Another somewhat risky choice. One of the major gift-card marketplaces just disappeared in a puff of smoke a couple of months ago (?). I mean, OP, judge your own risk based on your own financial situation and liquid funds, but while I might try this on the scale of, like, $1K, if I really wanted the status, I'd be very reluctant to go much beyond that.

If you're not selling the GCs, then you're carrying the interest until you can use them up--possibly manageable depending on your cash flow, but the math gets unfavorable on that pretty fast. A $5K balance unpaid for 3 mos. on an 18% credit card accrues nearly 5% in interest.
posted by praemunire at 10:10 PM on September 23, 2018


If you're looking for ideas of things that friends might be willing to let you cover, I was able to charge several thousand by covering (and then being reimbursed for) a sibling's medical bill. It works particularly well if by change you/they would be reimbursing through an HSA anyways.
posted by mosst at 6:21 AM on September 24, 2018


If you buy something for someone else and they agree to reimburse you for it, you are effectively offering them a short term loan.

Read some of the other AskMe's about lending money to family or friends before you decide to go this route.

Before you embark on this project, estimate the actual dollar value of the additional perks you'll get by meeting this credit card spend target.
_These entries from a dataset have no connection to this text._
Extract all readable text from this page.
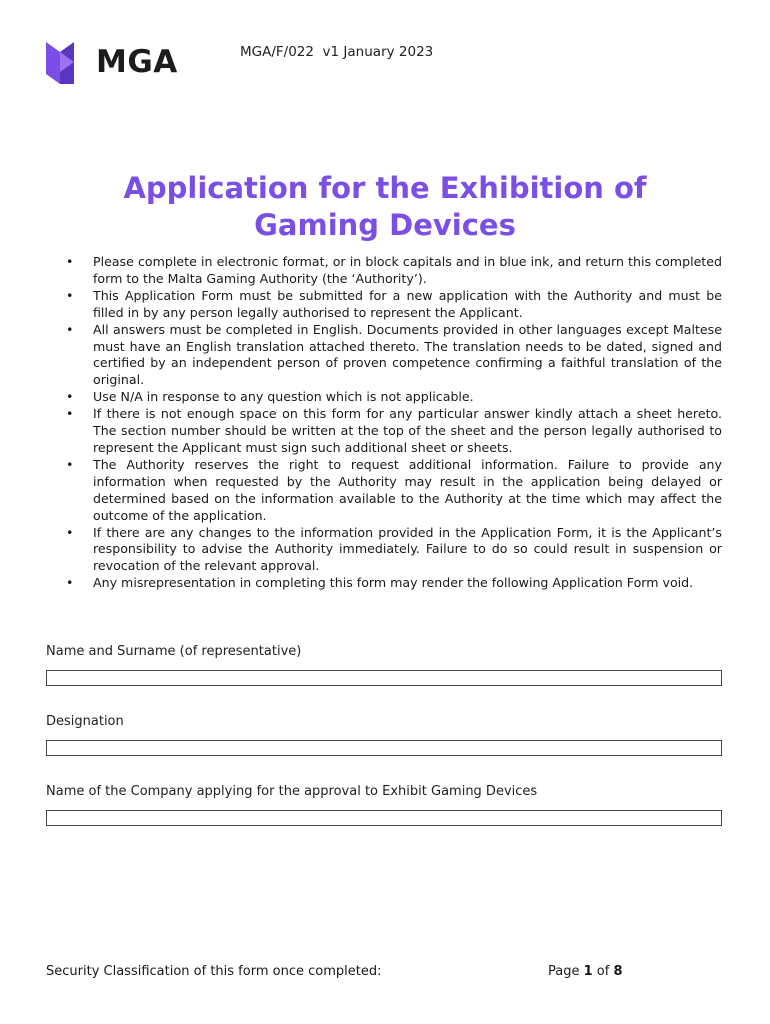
MGA	MGA/F/022  v1 January 2023
Application for the Exhibition of
Gaming Devices
• Please complete in electronic format, or in block capitals and in blue ink, and return this completed form to the Malta Gaming Authority (the ‘Authority’).
• This Application Form must be submitted for a new application with the Authority and must be filled in by any person legally authorised to represent the Applicant.
• All answers must be completed in English. Documents provided in other languages except Maltese must have an English translation attached thereto. The translation needs to be dated, signed and certified by an independent person of proven competence confirming a faithful translation of the original.
• Use N/A in response to any question which is not applicable.
• If there is not enough space on this form for any particular answer kindly attach a sheet hereto. The section number should be written at the top of the sheet and the person legally authorised to represent the Applicant must sign such additional sheet or sheets.
• The Authority reserves the right to request additional information. Failure to provide any information when requested by the Authority may result in the application being delayed or determined based on the information available to the Authority at the time which may affect the outcome of the application.
• If there are any changes to the information provided in the Application Form, it is the Applicant’s responsibility to advise the Authority immediately. Failure to do so could result in suspension or revocation of the relevant approval.
• Any misrepresentation in completing this form may render the following Application Form void.
Name and Surname (of representative)
Designation
Name of the Company applying for the approval to Exhibit Gaming Devices
Security Classification of this form once completed:	Page 1 of 8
Use that value to decide how much of your time, money and effort it's worth.

Also, let's say you buy something on behalf of someone else, i.e. a TV or vacation or whatever, and the other person reimburses you for it. Great, problem solved. Except, if this other person has an issue with whatever was purchased, you're the original buyer, and you'd have to deal with whatever warranty claim, return, or dispute process for them, because you're the original buyer. Some warranties might be voided because they apply only to the original purchaser, which is you. You've essentially sold the product to someone else.

In the movies, I think it was Winona Ryder who solved this problem by pumping gas for random strangers, paying with her credit card, and pocketing the cash.